— А семья твоей мамы? Они тоже были евреями?
— Нет. Они были венграми и католиками. Так что я наполовину еврей.
— А в синагогу ходишь?
— Нет. В семье моего отца не было ортодоксальных евреев. Они были евреями только по национальности. Когда я был ребенком, отец однажды отвел меня в синагогу, чтобы я увидел, как там все устроено, чтобы удовлетворил свое любопытство. Но религиозным человеком он не был.
Эрика поставила стакан на стол. Она долго молчала, а потом произнесла:
— Должно быть, твоему отцу тяжело пришлось во время войны.
Фолькманн нахмурился.
— Он был в концлагере, если ты это имеешь в виду. Там он познакомился с мамой. Им было по шестнадцать, и они встречались у колючей проволоки, разделяющей мужскую и женскую части лагеря. Когда их освободили, они потерялись, а потом встретились в Лондоне уже после войны и поженились.
— Я не понимаю. Как твоя мама оказалась в лагере? Она же не была еврейкой.
— В концлагеря отправляли не только евреев. Там были представители интеллигенции, гомосексуалисты, бродяги, цыгане и даже обычные люди среднего класса, как семья моей мамы. Все, кто, по мнению фашистов, представлял угрозу Рейху, какими бы слабыми ни были доказательства их вины. Но ведь тебе это известно, правда?
Он увидел, как изменилось выражение ее лица. Она отвернулась, а потом сказала:
— Это было ужасное время… Для евреев, для Германии, для всех. Ты, должно быть, ненавидишь немцев.
Фолькманн долго смотрел на нее, а потом сказал:
— Не ненавижу, а просто не доверяю им. И не отдельным людям. Речь идет о коллективном сознании народа. И как только твои соотечественники допустили такое? Я проработал в Берлине три года. Ночами я просыпался и думал о том, что произошло в этой стране, твоей стране. Что произошло с моими родителями и такими людьми, как они.
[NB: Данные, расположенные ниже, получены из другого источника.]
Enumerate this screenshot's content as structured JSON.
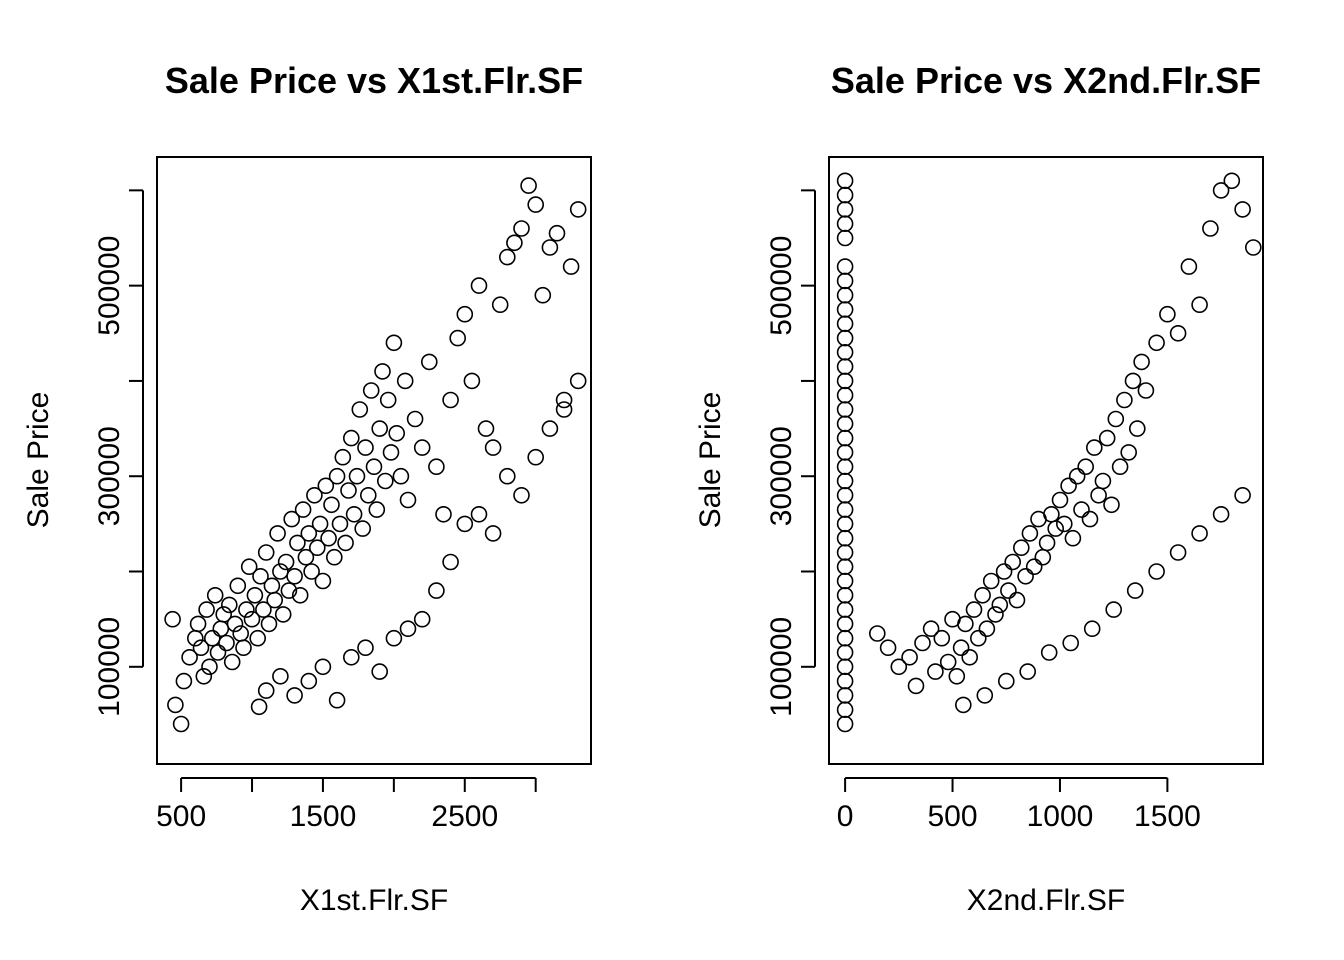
{
  "chart_data": [
    {
      "type": "scatter",
      "title": "Sale Price vs X1st.Flr.SF",
      "xlabel": "X1st.Flr.SF",
      "ylabel": "Sale Price",
      "xlim": [
        330,
        3390
      ],
      "ylim": [
        -2000,
        635000
      ],
      "x_ticks": [
        500,
        1000,
        1500,
        2000,
        2500,
        3000
      ],
      "x_tick_labels": [
        "500",
        "",
        "1500",
        "",
        "2500",
        ""
      ],
      "y_ticks": [
        100000,
        200000,
        300000,
        400000,
        500000,
        600000
      ],
      "y_tick_labels": [
        "100000",
        "",
        "300000",
        "",
        "500000",
        ""
      ],
      "series": [
        {
          "points": [
            [
              440,
              150000
            ],
            [
              460,
              60000
            ],
            [
              500,
              40000
            ],
            [
              520,
              85000
            ],
            [
              560,
              110000
            ],
            [
              600,
              130000
            ],
            [
              620,
              145000
            ],
            [
              640,
              120000
            ],
            [
              660,
              90000
            ],
            [
              680,
              160000
            ],
            [
              700,
              100000
            ],
            [
              720,
              130000
            ],
            [
              740,
              175000
            ],
            [
              760,
              115000
            ],
            [
              780,
              140000
            ],
            [
              800,
              155000
            ],
            [
              820,
              125000
            ],
            [
              840,
              165000
            ],
            [
              860,
              105000
            ],
            [
              880,
              145000
            ],
            [
              900,
              185000
            ],
            [
              920,
              135000
            ],
            [
              940,
              120000
            ],
            [
              960,
              160000
            ],
            [
              980,
              205000
            ],
            [
              1000,
              150000
            ],
            [
              1020,
              175000
            ],
            [
              1040,
              130000
            ],
            [
              1060,
              195000
            ],
            [
              1080,
              160000
            ],
            [
              1100,
              220000
            ],
            [
              1120,
              145000
            ],
            [
              1140,
              185000
            ],
            [
              1160,
              170000
            ],
            [
              1180,
              240000
            ],
            [
              1200,
              200000
            ],
            [
              1220,
              155000
            ],
            [
              1240,
              210000
            ],
            [
              1260,
              180000
            ],
            [
              1280,
              255000
            ],
            [
              1300,
              195000
            ],
            [
              1320,
              230000
            ],
            [
              1340,
              175000
            ],
            [
              1360,
              265000
            ],
            [
              1380,
              215000
            ],
            [
              1400,
              240000
            ],
            [
              1420,
              200000
            ],
            [
              1440,
              280000
            ],
            [
              1460,
              225000
            ],
            [
              1480,
              250000
            ],
            [
              1500,
              190000
            ],
            [
              1520,
              290000
            ],
            [
              1540,
              235000
            ],
            [
              1560,
              270000
            ],
            [
              1580,
              215000
            ],
            [
              1600,
              300000
            ],
            [
              1620,
              250000
            ],
            [
              1640,
              320000
            ],
            [
              1660,
              230000
            ],
            [
              1680,
              285000
            ],
            [
              1700,
              340000
            ],
            [
              1720,
              260000
            ],
            [
              1740,
              300000
            ],
            [
              1760,
              370000
            ],
            [
              1780,
              245000
            ],
            [
              1800,
              330000
            ],
            [
              1820,
              280000
            ],
            [
              1840,
              390000
            ],
            [
              1860,
              310000
            ],
            [
              1880,
              265000
            ],
            [
              1900,
              350000
            ],
            [
              1920,
              410000
            ],
            [
              1940,
              295000
            ],
            [
              1960,
              380000
            ],
            [
              1980,
              325000
            ],
            [
              2000,
              440000
            ],
            [
              2020,
              345000
            ],
            [
              2050,
              300000
            ],
            [
              2080,
              400000
            ],
            [
              2100,
              275000
            ],
            [
              2150,
              360000
            ],
            [
              2200,
              330000
            ],
            [
              2250,
              420000
            ],
            [
              2300,
              310000
            ],
            [
              2350,
              260000
            ],
            [
              2400,
              380000
            ],
            [
              2450,
              445000
            ],
            [
              2500,
              470000
            ],
            [
              2550,
              400000
            ],
            [
              2600,
              500000
            ],
            [
              2650,
              350000
            ],
            [
              2700,
              330000
            ],
            [
              2750,
              480000
            ],
            [
              2800,
              530000
            ],
            [
              2850,
              545000
            ],
            [
              2900,
              560000
            ],
            [
              2950,
              605000
            ],
            [
              3000,
              585000
            ],
            [
              3050,
              490000
            ],
            [
              3100,
              540000
            ],
            [
              3150,
              555000
            ],
            [
              3200,
              370000
            ],
            [
              3250,
              520000
            ],
            [
              3300,
              580000
            ],
            [
              1050,
              58000
            ],
            [
              1100,
              75000
            ],
            [
              1200,
              90000
            ],
            [
              1300,
              70000
            ],
            [
              1400,
              85000
            ],
            [
              1500,
              100000
            ],
            [
              1600,
              65000
            ],
            [
              1700,
              110000
            ],
            [
              1800,
              120000
            ],
            [
              1900,
              95000
            ],
            [
              2000,
              130000
            ],
            [
              2100,
              140000
            ],
            [
              2200,
              150000
            ],
            [
              2300,
              180000
            ],
            [
              2400,
              210000
            ],
            [
              2500,
              250000
            ],
            [
              2600,
              260000
            ],
            [
              2700,
              240000
            ],
            [
              2800,
              300000
            ],
            [
              2900,
              280000
            ],
            [
              3000,
              320000
            ],
            [
              3100,
              350000
            ],
            [
              3200,
              380000
            ],
            [
              3300,
              400000
            ]
          ]
        }
      ]
    },
    {
      "type": "scatter",
      "title": "Sale Price vs X2nd.Flr.SF",
      "xlabel": "X2nd.Flr.SF",
      "ylabel": "Sale Price",
      "xlim": [
        -75,
        1945
      ],
      "ylim": [
        -2000,
        635000
      ],
      "x_ticks": [
        0,
        500,
        1000,
        1500
      ],
      "x_tick_labels": [
        "0",
        "500",
        "1000",
        "1500"
      ],
      "y_ticks": [
        100000,
        200000,
        300000,
        400000,
        500000,
        600000
      ],
      "y_tick_labels": [
        "100000",
        "",
        "300000",
        "",
        "500000",
        ""
      ],
      "series": [
        {
          "points": [
            [
              0,
              40000
            ],
            [
              0,
              55000
            ],
            [
              0,
              70000
            ],
            [
              0,
              85000
            ],
            [
              0,
              100000
            ],
            [
              0,
              115000
            ],
            [
              0,
              130000
            ],
            [
              0,
              145000
            ],
            [
              0,
              160000
            ],
            [
              0,
              175000
            ],
            [
              0,
              190000
            ],
            [
              0,
              205000
            ],
            [
              0,
              220000
            ],
            [
              0,
              235000
            ],
            [
              0,
              250000
            ],
            [
              0,
              265000
            ],
            [
              0,
              280000
            ],
            [
              0,
              295000
            ],
            [
              0,
              310000
            ],
            [
              0,
              325000
            ],
            [
              0,
              340000
            ],
            [
              0,
              355000
            ],
            [
              0,
              370000
            ],
            [
              0,
              385000
            ],
            [
              0,
              400000
            ],
            [
              0,
              415000
            ],
            [
              0,
              430000
            ],
            [
              0,
              445000
            ],
            [
              0,
              460000
            ],
            [
              0,
              475000
            ],
            [
              0,
              490000
            ],
            [
              0,
              505000
            ],
            [
              0,
              520000
            ],
            [
              0,
              550000
            ],
            [
              0,
              565000
            ],
            [
              0,
              580000
            ],
            [
              0,
              595000
            ],
            [
              0,
              610000
            ],
            [
              150,
              135000
            ],
            [
              200,
              120000
            ],
            [
              250,
              100000
            ],
            [
              300,
              110000
            ],
            [
              330,
              80000
            ],
            [
              360,
              125000
            ],
            [
              400,
              140000
            ],
            [
              420,
              95000
            ],
            [
              450,
              130000
            ],
            [
              480,
              105000
            ],
            [
              500,
              150000
            ],
            [
              520,
              90000
            ],
            [
              540,
              120000
            ],
            [
              560,
              145000
            ],
            [
              580,
              110000
            ],
            [
              600,
              160000
            ],
            [
              620,
              130000
            ],
            [
              640,
              175000
            ],
            [
              660,
              140000
            ],
            [
              680,
              190000
            ],
            [
              700,
              155000
            ],
            [
              720,
              165000
            ],
            [
              740,
              200000
            ],
            [
              760,
              180000
            ],
            [
              780,
              210000
            ],
            [
              800,
              170000
            ],
            [
              820,
              225000
            ],
            [
              840,
              195000
            ],
            [
              860,
              240000
            ],
            [
              880,
              205000
            ],
            [
              900,
              255000
            ],
            [
              920,
              215000
            ],
            [
              940,
              230000
            ],
            [
              960,
              260000
            ],
            [
              980,
              245000
            ],
            [
              1000,
              275000
            ],
            [
              1020,
              250000
            ],
            [
              1040,
              290000
            ],
            [
              1060,
              235000
            ],
            [
              1080,
              300000
            ],
            [
              1100,
              265000
            ],
            [
              1120,
              310000
            ],
            [
              1140,
              255000
            ],
            [
              1160,
              330000
            ],
            [
              1180,
              280000
            ],
            [
              1200,
              295000
            ],
            [
              1220,
              340000
            ],
            [
              1240,
              270000
            ],
            [
              1260,
              360000
            ],
            [
              1280,
              310000
            ],
            [
              1300,
              380000
            ],
            [
              1320,
              325000
            ],
            [
              1340,
              400000
            ],
            [
              1360,
              350000
            ],
            [
              1380,
              420000
            ],
            [
              1400,
              390000
            ],
            [
              1450,
              440000
            ],
            [
              1500,
              470000
            ],
            [
              1550,
              450000
            ],
            [
              1600,
              520000
            ],
            [
              1650,
              480000
            ],
            [
              1700,
              560000
            ],
            [
              1750,
              600000
            ],
            [
              1800,
              610000
            ],
            [
              1850,
              580000
            ],
            [
              1900,
              540000
            ],
            [
              550,
              60000
            ],
            [
              650,
              70000
            ],
            [
              750,
              85000
            ],
            [
              850,
              95000
            ],
            [
              950,
              115000
            ],
            [
              1050,
              125000
            ],
            [
              1150,
              140000
            ],
            [
              1250,
              160000
            ],
            [
              1350,
              180000
            ],
            [
              1450,
              200000
            ],
            [
              1550,
              220000
            ],
            [
              1650,
              240000
            ],
            [
              1750,
              260000
            ],
            [
              1850,
              280000
            ]
          ]
        }
      ]
    }
  ]
}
Девушка немного помолчала, а потом тихо заметила:
— Мне одно не понятно.
— Что именно?
— Ты сказал, что твой отец ненавидел людей в форме. А сам решил, что будешь носить форму. Почему?
Он пожал плечами.
— Наверное, я подсознательно всегда хотел защитить его.
— От чего?
Помедлив, Фолькманн отвернулся. Он слушал, как затихает мелодия Шуберта, звуки скрипки становились все неуловимее.
— От всех, кто мог бы снова его обидеть.
Он повернул голову и увидел, что девушка пристально смотрит на него. Что же светилось в ее глазах — сострадание, понимание или что-то другое?
Помолчав, Фолькманн опять отвернулся.
— Боже, почему мы говорим об этом?
— Прости, Джо. Мне не нужно было мучить тебя вопросами.
Фолькманн медленно встал.
— Я думаю, мне следует выпить кофе.
Он стоял у мойки и споласкивал чашку, когда она тихо подошла к нему.
— Джо…
Он обернулся. Девушка смотрела ему в глаза. Она нежно сказала:
— Когда ты впервые пришел ко мне домой, я подумала, что ты холодный человек. А может быть, даже грубый. И наглый. И что я тебе не понравилась. Возможно, это чувство даже было взаимным. Но в Асунсьоне, когда я заплакала, я почувствовала, что я тебе не безразлична. Я почувствовала, что ты знаешь, что такое боль. — Она не отрывала от него глаз. — Что-то ужасное когда-то произошло с твоим папой, правда, Джо?
Не отвечая, он молча смотрел на нее.
— Можно, я тебя поцелую, Джо?
Она стояла так близко к нему. Ее пальцы нежно коснулись его губ, и она прижалась к нему всем телом. Фолькманн почувствовал тепло ее очень женственной фигуры, почувствовал прикосновение большой груди. Ее губы нежно коснулись его губ, а потом она впилась в них поцелуем и еще сильнее прижалась к нему.
Когда она, наконец, отстранилась от него, то подняла голову и сказала:
— По-моему, мне хотелось сделать это все время после того, как мы вернулись из Асунсьона.